HSF: So you feel that these foundational studies, which are not generally funded by a company with an application, are very important?
Marraffini: Absolutely, nowadays, many funding agencies are becoming stricter about what they expect research to produce, they want a goal in public health to be met specifically, but you still have to maintain basic research to come up with new things. You cannot do that strictly from application-based studies.
HSF: Can you give me your impressions of the University of Bern? How have you enjoyed your visit?

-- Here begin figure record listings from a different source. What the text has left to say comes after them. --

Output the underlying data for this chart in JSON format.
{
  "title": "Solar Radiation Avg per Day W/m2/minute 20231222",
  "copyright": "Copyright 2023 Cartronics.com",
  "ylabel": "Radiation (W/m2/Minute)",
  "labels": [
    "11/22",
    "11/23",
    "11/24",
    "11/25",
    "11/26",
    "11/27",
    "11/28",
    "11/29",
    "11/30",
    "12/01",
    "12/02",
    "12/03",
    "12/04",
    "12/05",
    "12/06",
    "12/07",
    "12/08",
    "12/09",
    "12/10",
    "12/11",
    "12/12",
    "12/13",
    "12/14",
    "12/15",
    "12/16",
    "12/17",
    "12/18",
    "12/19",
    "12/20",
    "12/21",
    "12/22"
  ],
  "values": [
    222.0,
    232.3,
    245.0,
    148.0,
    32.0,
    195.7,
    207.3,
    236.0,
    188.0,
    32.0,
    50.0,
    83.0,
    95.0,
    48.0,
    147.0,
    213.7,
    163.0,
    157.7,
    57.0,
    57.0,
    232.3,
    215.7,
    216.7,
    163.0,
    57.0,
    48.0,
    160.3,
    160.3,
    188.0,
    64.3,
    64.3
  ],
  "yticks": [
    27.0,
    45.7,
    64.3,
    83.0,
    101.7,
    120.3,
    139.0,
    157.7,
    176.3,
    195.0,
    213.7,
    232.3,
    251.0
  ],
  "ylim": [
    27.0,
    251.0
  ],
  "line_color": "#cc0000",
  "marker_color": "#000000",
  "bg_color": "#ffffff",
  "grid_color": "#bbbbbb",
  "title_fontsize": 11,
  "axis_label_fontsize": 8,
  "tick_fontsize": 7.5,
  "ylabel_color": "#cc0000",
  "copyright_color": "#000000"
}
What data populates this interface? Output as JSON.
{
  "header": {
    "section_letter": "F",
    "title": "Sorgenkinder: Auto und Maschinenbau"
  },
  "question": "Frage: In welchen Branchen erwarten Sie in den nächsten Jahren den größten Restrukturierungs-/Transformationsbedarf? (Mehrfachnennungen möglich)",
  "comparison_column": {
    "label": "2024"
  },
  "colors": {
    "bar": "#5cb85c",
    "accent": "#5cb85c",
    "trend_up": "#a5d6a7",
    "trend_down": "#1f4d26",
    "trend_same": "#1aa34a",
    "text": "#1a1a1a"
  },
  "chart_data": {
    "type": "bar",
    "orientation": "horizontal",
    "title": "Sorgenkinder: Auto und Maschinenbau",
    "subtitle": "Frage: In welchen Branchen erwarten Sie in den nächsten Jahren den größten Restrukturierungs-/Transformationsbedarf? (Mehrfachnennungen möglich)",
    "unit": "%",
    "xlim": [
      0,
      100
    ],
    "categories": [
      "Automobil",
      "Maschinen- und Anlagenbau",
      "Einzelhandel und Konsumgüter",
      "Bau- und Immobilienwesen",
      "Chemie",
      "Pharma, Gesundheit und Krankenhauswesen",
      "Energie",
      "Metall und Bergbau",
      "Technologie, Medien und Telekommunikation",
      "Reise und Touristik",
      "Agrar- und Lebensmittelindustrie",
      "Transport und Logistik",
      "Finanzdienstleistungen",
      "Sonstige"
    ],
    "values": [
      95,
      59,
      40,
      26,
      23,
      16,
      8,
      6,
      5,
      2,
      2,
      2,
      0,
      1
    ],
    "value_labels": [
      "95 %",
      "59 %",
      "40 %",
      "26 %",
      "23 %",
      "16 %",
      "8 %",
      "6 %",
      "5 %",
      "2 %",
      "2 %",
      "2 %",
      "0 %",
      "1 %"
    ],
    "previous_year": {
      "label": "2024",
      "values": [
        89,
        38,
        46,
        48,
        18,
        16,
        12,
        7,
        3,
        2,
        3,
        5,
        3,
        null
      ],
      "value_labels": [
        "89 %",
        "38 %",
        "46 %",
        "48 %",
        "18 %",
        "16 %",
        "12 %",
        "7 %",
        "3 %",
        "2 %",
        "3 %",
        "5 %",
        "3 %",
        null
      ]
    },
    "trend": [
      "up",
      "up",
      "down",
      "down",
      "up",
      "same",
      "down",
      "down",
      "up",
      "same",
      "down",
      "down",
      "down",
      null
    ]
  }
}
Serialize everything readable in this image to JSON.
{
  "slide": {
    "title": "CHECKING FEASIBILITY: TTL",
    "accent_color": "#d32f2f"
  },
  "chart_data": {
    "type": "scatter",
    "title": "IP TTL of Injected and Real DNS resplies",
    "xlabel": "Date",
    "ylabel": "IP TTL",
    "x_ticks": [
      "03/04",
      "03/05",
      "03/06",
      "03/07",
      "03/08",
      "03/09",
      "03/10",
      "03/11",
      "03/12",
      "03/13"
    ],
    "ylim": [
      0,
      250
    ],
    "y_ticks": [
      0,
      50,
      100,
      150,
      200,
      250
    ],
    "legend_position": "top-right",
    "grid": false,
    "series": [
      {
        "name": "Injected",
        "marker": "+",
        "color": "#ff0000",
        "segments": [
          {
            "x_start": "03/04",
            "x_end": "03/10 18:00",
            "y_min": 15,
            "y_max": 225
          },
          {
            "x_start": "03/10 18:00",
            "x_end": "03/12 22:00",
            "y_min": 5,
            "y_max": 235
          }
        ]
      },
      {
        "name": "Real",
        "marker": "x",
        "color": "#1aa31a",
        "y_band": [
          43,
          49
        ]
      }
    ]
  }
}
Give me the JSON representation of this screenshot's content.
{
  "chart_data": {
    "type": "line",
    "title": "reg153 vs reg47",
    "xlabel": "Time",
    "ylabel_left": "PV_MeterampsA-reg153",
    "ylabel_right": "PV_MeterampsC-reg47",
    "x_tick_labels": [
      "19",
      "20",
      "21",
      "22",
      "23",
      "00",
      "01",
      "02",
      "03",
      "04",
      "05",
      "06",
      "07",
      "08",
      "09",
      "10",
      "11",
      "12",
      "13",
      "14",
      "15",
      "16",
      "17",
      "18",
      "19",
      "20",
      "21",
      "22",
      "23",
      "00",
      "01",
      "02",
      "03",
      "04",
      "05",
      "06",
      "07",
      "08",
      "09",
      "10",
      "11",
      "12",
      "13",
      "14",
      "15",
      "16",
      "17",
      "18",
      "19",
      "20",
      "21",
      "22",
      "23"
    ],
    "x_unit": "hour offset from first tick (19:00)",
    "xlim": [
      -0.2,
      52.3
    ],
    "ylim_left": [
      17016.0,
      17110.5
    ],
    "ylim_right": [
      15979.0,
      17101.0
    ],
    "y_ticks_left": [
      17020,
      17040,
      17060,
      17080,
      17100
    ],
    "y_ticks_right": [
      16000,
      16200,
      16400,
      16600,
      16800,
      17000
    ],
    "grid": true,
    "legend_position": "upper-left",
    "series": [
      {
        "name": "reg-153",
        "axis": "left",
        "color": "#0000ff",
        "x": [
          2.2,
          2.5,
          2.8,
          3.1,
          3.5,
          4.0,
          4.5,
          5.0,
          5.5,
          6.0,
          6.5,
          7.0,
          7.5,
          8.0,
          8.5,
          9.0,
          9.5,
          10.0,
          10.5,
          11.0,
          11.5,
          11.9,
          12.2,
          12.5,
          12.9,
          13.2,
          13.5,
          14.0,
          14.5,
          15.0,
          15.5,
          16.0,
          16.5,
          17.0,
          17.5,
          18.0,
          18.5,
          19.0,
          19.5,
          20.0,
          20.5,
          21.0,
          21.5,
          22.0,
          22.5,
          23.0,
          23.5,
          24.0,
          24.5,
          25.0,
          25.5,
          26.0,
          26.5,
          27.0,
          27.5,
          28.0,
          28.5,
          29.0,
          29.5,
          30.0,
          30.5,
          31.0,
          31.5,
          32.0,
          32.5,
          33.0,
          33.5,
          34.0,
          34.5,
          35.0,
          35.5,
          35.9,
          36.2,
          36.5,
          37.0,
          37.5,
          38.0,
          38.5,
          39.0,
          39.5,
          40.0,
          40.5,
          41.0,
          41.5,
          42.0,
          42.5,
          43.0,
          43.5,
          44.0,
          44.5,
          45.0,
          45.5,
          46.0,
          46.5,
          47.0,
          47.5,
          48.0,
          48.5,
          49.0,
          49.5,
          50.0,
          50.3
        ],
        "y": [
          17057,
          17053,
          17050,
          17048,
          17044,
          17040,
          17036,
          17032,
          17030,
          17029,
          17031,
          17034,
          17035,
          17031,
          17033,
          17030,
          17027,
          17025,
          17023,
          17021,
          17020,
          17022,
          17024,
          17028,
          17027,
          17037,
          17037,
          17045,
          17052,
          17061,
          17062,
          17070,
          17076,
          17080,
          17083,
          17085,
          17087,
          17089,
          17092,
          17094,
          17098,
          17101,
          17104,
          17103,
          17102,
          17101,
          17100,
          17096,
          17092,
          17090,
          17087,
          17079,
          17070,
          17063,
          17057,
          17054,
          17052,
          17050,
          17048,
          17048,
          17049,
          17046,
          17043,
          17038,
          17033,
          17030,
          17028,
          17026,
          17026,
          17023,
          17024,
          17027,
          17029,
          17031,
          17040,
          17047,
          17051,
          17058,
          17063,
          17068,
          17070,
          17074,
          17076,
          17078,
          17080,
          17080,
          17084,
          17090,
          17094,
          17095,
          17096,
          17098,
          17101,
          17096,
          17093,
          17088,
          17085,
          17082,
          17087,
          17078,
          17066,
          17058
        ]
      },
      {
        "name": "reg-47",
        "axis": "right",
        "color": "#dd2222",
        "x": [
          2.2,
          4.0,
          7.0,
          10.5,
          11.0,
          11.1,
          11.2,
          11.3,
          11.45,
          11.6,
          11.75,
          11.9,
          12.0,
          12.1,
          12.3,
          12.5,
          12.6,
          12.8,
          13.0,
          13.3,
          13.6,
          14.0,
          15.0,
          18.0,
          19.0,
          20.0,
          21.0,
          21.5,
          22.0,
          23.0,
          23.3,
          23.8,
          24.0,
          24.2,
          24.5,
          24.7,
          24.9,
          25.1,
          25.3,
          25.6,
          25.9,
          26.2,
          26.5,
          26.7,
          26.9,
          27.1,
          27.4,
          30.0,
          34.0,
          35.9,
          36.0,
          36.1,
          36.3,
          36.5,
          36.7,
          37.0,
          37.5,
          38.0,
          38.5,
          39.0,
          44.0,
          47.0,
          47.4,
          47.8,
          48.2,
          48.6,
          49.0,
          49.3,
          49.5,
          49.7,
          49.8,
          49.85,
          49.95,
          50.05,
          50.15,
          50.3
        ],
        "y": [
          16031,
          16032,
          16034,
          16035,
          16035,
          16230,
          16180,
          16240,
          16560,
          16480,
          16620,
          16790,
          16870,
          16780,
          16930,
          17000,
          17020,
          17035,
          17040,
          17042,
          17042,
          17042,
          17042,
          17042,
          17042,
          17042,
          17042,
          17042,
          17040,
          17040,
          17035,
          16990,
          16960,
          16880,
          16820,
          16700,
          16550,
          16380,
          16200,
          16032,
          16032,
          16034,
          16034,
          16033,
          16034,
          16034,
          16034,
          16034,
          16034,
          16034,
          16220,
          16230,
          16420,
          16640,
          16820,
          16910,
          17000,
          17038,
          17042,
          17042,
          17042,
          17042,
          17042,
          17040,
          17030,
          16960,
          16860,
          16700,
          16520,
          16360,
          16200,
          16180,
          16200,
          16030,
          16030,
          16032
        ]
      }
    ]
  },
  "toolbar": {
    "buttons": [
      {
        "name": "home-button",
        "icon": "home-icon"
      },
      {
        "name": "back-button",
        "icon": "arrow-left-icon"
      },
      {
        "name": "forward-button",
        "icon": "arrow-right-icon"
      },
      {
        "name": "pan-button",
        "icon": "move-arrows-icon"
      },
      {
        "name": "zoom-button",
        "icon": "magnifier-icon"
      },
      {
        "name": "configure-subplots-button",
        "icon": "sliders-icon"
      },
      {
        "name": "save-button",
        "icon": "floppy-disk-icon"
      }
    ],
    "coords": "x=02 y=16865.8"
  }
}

Marraffini: Today, Prof. Endimiani gave me a tour of the Institute (IFIK), and I was really impressed, because what I saw is the proximity between the clinical side and the academic research side, especially in a small setting. It seems there is a really strong fundamental connection between the research side and the hospital side, which is what you want when you are studying antibiotic resistance. You want to get the isolates that come from real infections and people. Most antibiotic resistance comes from the spreading of plasmids, and the work that Prof. Endimiani is doing focusing on plasmids is critical to solve this problem. Bacteria have these little circular pieces of DNA that can be transferred from one bacterium to another with a very high efficiency, and very quickly, a population can become resistant to a particular antibiotic. Prof. Endimiani's new ideas on how to fight this transfer are really clever.